Una juez de Barcelona ha prohibido difundir los correos electrónicos que afectan a la intimidad matrimonial de Iñaki Urdangarín y la Infanta Cristina de Borbón. Diego Torres, el socio despechado de Nóos, amenazaba desde hace semanas con volar públicamente los cimientos de la pareja aireando cuestiones que nada tienen que ver con los presuntos delitos que se están investigando en un juzgado de Palma. Parece lógica esa prohibición toda vez que el juez Castro y el fiscal Horrach ya se habían manifestado contrarios a que fueran aportados en el procedimiento escritos que pudieran invadir la esfera privada del principal imputado, Don Iñaki. Pero la jueza no se ha detenido aquí, porque ha prohibido también “hacer declaraciones, efectuar comentarios, emitir opiniones o juicios de valor sobre el contenido de dichos mensajes”. Esto último constituye una aportación novedosa e interesante para analizar.
En los años previos a la invasión digital, no había retrete en este país que no albergara una variopinta colección de revistas cuya lectura distraía los momentos, en ocasiones delicados, de evacuación intestinal. Aquellos minutos de honda intimidad permitían hojear publicaciones banales a las que jamás dedicaríamos otro instante del día. Ya nada será lo mismo por culpa de internet. Hoy, junto a cada inodoro, deberíamos disponer de un Ipad para leer los comentarios anónimos que algunos medios digitales aún permiten subir a la red. El esperanzador entorno 2.0 abría ante nosotros una panorama revolucionario en el mundo de la comunicación: canales de participación bidireccionales, interacción con los públicos receptores de información, inmediatez en las respuestas, retroalimentación de contenidos, un mundo luminoso que quebraría las jerarquías y el orden establecido en la emisión de información y opinión. Sin embargo, el peaje no ha sido barato. Compensa la revolución, sin duda, pero no sale gratis.
Durante años hubo barra libre en demasiadas ediciones digitales de medios de comunicación para verter injurias, calumnias, vejaciones e insidias amparándose en el anonimato. Hoy esta competición de a ver quién escribe la más gorda ha rebajado un poco el nivel de decibelios en la red en las cabeceras tradicionales, o en las de nuevo cuño que tratan de mantener un mínimo de seriedad. Pero la red es mucho más grande, inabarcable por unos principios de autocontrol, o por el sentido común. Para algunos cualquier filtro es sinónimo de censura antidemocrática. Así que el periodismo digital, las redes sociales, los blogs, etc., ofrecen espacios que enriquecen el debate público y la confrontación de ideas, pero también dejan la puerta abierta a proferir insultos o a deslizar insinuaciones torticeras sobre personas concretas por parte de quienes pueden ocultar su identidad. Este es el precio de la fiesta de la libertad de expresión, que según en qué parte del mostrador del bar te encuentres, puede resultar razonable o excesivo.

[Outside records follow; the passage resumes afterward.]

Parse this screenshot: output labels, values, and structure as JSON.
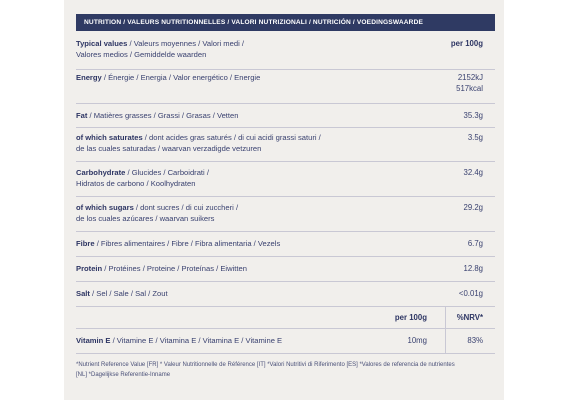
{
  "header": "NUTRITION / VALEURS NUTRITIONNELLES / VALORI NUTRIZIONALI / NUTRICIÓN / VOEDINGSWAARDE",
  "rows": [
    {
      "bold": "Typical values",
      "rest1": " / Valeurs moyennes / Valori medi /",
      "rest2": "Valores medios / Gemiddelde waarden",
      "value": "per 100g"
    },
    {
      "bold": "Energy",
      "rest1": " / Énergie / Energia / Valor energético / Energie",
      "rest2": "",
      "value": "2152kJ",
      "value2": "517kcal"
    },
    {
      "bold": "Fat",
      "rest1": " / Matières grasses / Grassi / Grasas / Vetten",
      "rest2": "",
      "value": "35.3g"
    },
    {
      "bold": "of which saturates",
      "rest1": " / dont acides gras saturés / di cui acidi grassi saturi /",
      "rest2": "de las cuales saturadas / waarvan verzadigde vetzuren",
      "value": "3.5g"
    },
    {
      "bold": "Carbohydrate",
      "rest1": " / Glucides / Carboidrati /",
      "rest2": "Hidratos de carbono / Koolhydraten",
      "value": "32.4g"
    },
    {
      "bold": "of which sugars",
      "rest1": " / dont sucres / di cui zuccheri /",
      "rest2": "de los cuales azúcares / waarvan suikers",
      "value": "29.2g"
    },
    {
      "bold": "Fibre",
      "rest1": " / Fibres alimentaires / Fibre / Fibra alimentaria / Vezels",
      "rest2": "",
      "value": "6.7g"
    },
    {
      "bold": "Protein",
      "rest1": " / Protéines / Proteine / Proteínas / Eiwitten",
      "rest2": "",
      "value": "12.8g"
    },
    {
      "bold": "Salt",
      "rest1": " / Sel / Sale / Sal / Zout",
      "rest2": "",
      "value": "<0.01g"
    }
  ],
  "vitamin_header": {
    "per100": "per 100g",
    "nrv": "%NRV*"
  },
  "vitamin": {
    "bold": "Vitamin E",
    "rest1": " / Vitamine E / Vitamina E / Vitamina E / Vitamine E",
    "amount": "10mg",
    "nrv": "83%"
  },
  "footnote1": "*Nutrient Reference Value [FR] * Valeur Nutritionnelle de Référence [IT] *Valori Nutritivi di Riferimento [ES] *Valores de referencia de nutrientes",
  "footnote2": "[NL] *Dagelijkse Referentie-Inname"
}
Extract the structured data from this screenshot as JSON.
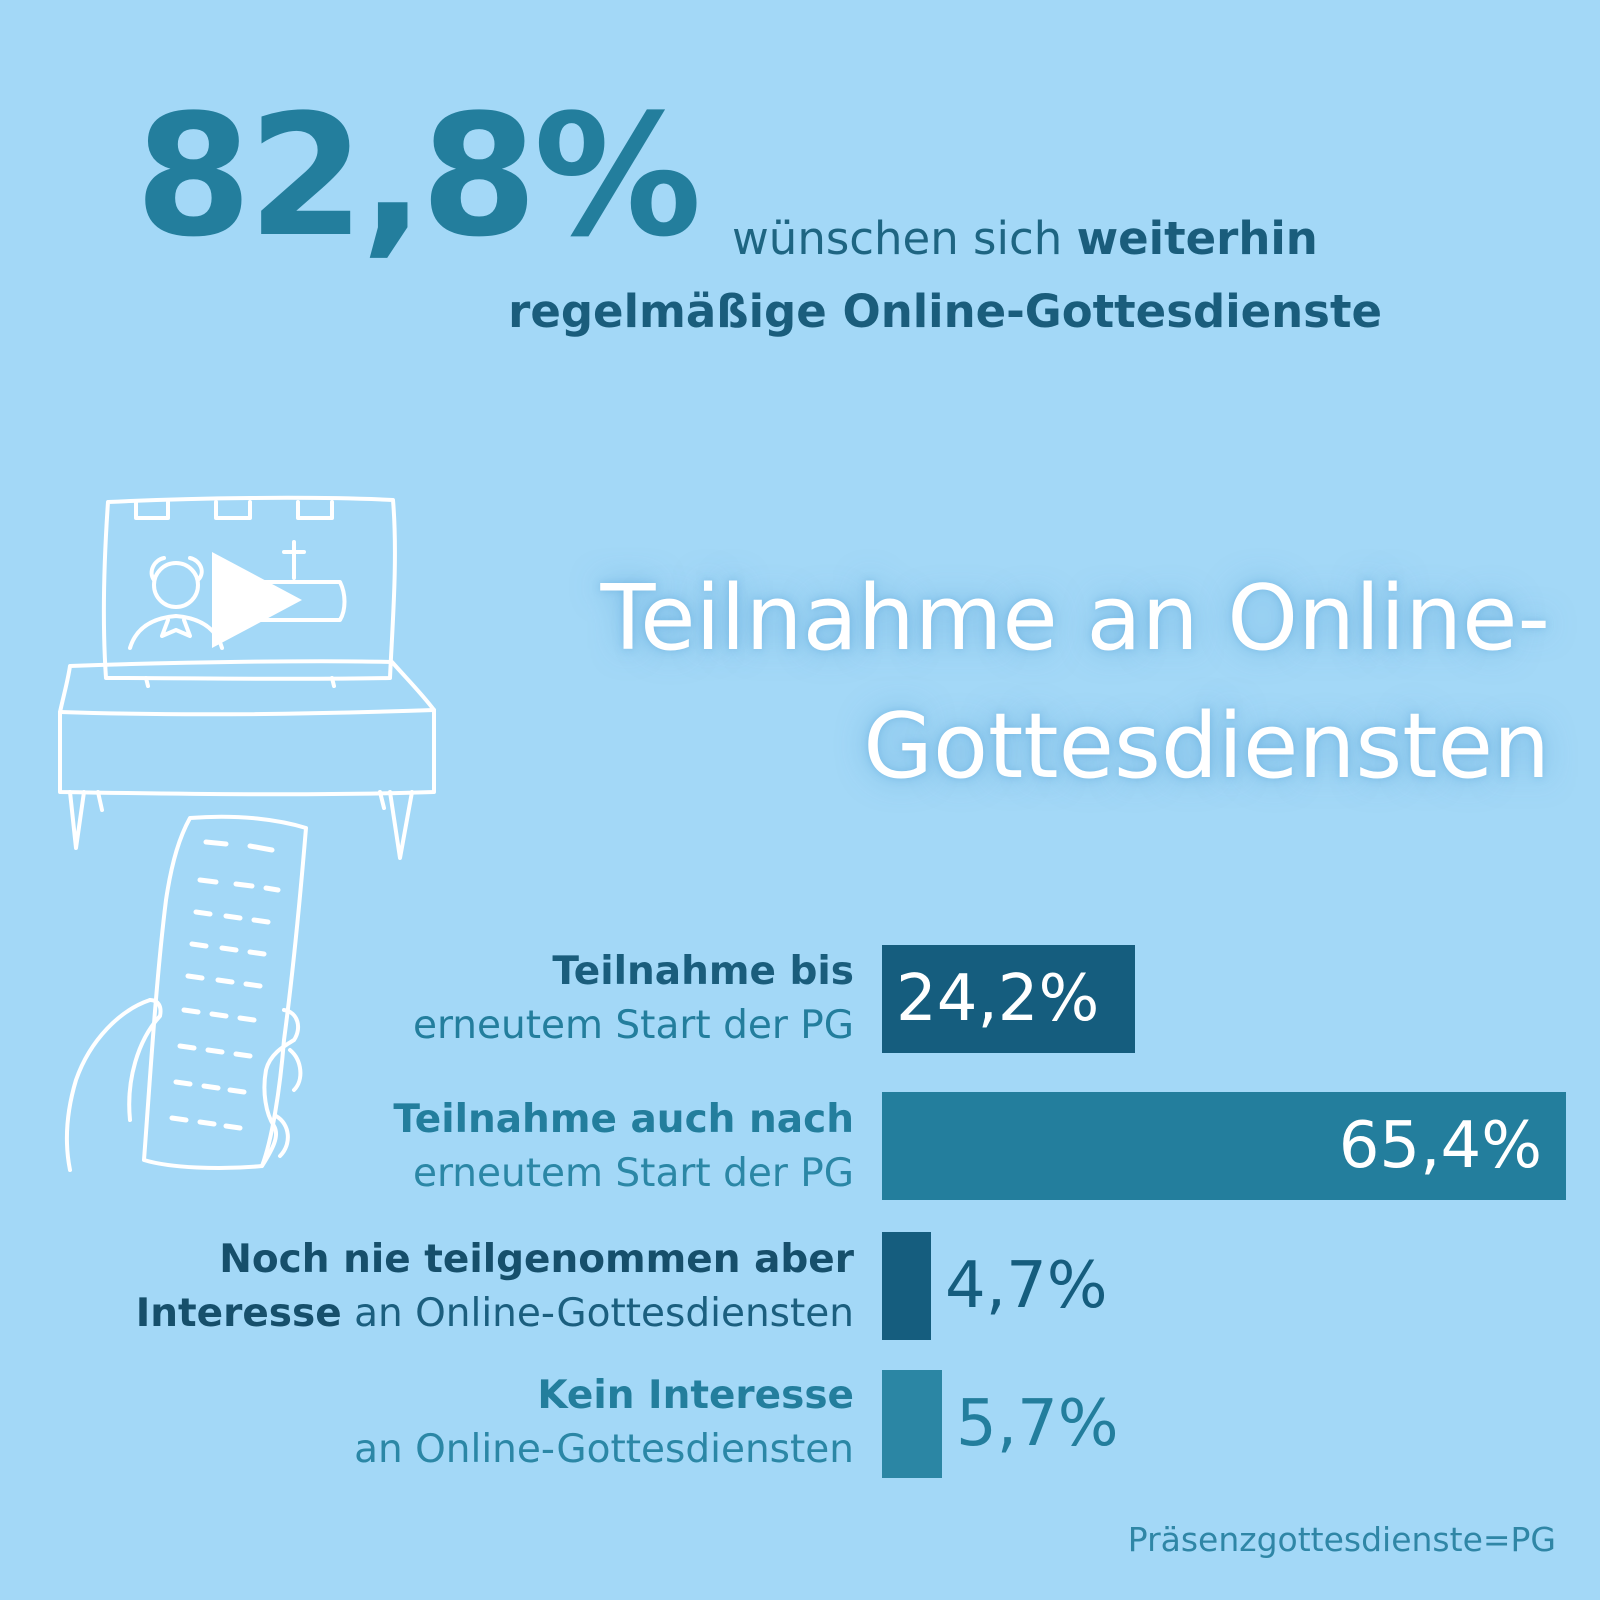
{
  "headline": {
    "percent": "82,8%",
    "text_plain": "wünschen sich",
    "text_bold": "weiterhin",
    "line2": "regelmäßige Online-Gottesdienste"
  },
  "section_title": {
    "line1": "Teilnahme an Online-",
    "line2": "Gottesdiensten"
  },
  "footnote": "Präsenzgottesdienste=PG",
  "colors": {
    "background": "#a3d8f7",
    "bar_dark": "#155d7e",
    "bar_mid": "#237e9d",
    "bar_light": "#2b86a4"
  },
  "icons": [
    "tv-icon",
    "remote-control-icon",
    "play-icon",
    "cross-icon"
  ],
  "chart_data": {
    "type": "bar",
    "orientation": "horizontal",
    "xlim": [
      0,
      100
    ],
    "categories": [
      {
        "strong": "Teilnahme bis",
        "light": "erneutem Start der PG"
      },
      {
        "strong": "Teilnahme auch nach",
        "light": "erneutem Start der PG"
      },
      {
        "strong": "Noch nie teilgenommen aber",
        "strong2": "Interesse",
        "light": "an Online-Gottesdiensten"
      },
      {
        "strong": "Kein Interesse",
        "light": "an Online-Gottesdiensten"
      }
    ],
    "values": [
      24.2,
      65.4,
      4.7,
      5.7
    ],
    "value_labels": [
      "24,2%",
      "65,4%",
      "4,7%",
      "5,7%"
    ]
  }
}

Antes de otorgarme un par de minutos de su tiempo para leer este artículo, cada lector se topa al inicio con mi nombre y mi apellido. Por si esto no fuera suficiente para poder identificarme comprando en unos grandes almacenes o bebiendo una cerveza con los amigos, también aparece mi careto. Me responsabilizo de cada letra que tecleo, y asumo con deportividad todas las críticas y discrepancias que mis opiniones puedan generar. Para eso estamos, no faltaba más, porque de otra manera sólo escribiría un diario íntimo con mis reflexiones. Pero ahora llega su señoría y prohibe valorar las aventuras extraconyugales del duque empalmado, dando por sentado a priori que esos juicios podrían menoscabar aún más su ya maltrecho honor. A la juez no le parecen suficientes las leyes vigentes que existen para proteger su dignidad, y quiere convertir a Don Iñaki en un niño burbuja. A mi las infidelidades de este señor me importan más bien poco, y no les dedicaría ni media línea de un artículo. Entre otras cosas porque me parece injusto, reaccionario y un tanto casposo el argumento de “quien engaña a su mujer puede engañar también al contribuyente”. Pero siguiendo el criterio de la juez, no veo motivos para permitir firmar a nadie una opinión sobre las amistades entrañables de Su Majestad, o un aborto de Doña Letizia, por ceñirnos siempre a la misma familia. Eso sí, te creas un perfil falso en Facebook o Twitter, inauguras un blog anónimo, o comentas cualquier noticia en un medio digital bajo pseudónimo, y puedes vomitar toda la bilis que sea capaz de producir tu hígado. Al parecer habrá que ir con mucho tiento con lo que se firma, pero con un pasamontañas puedes ejercer sin límites tu sagrado derecho a la libertad de expresión.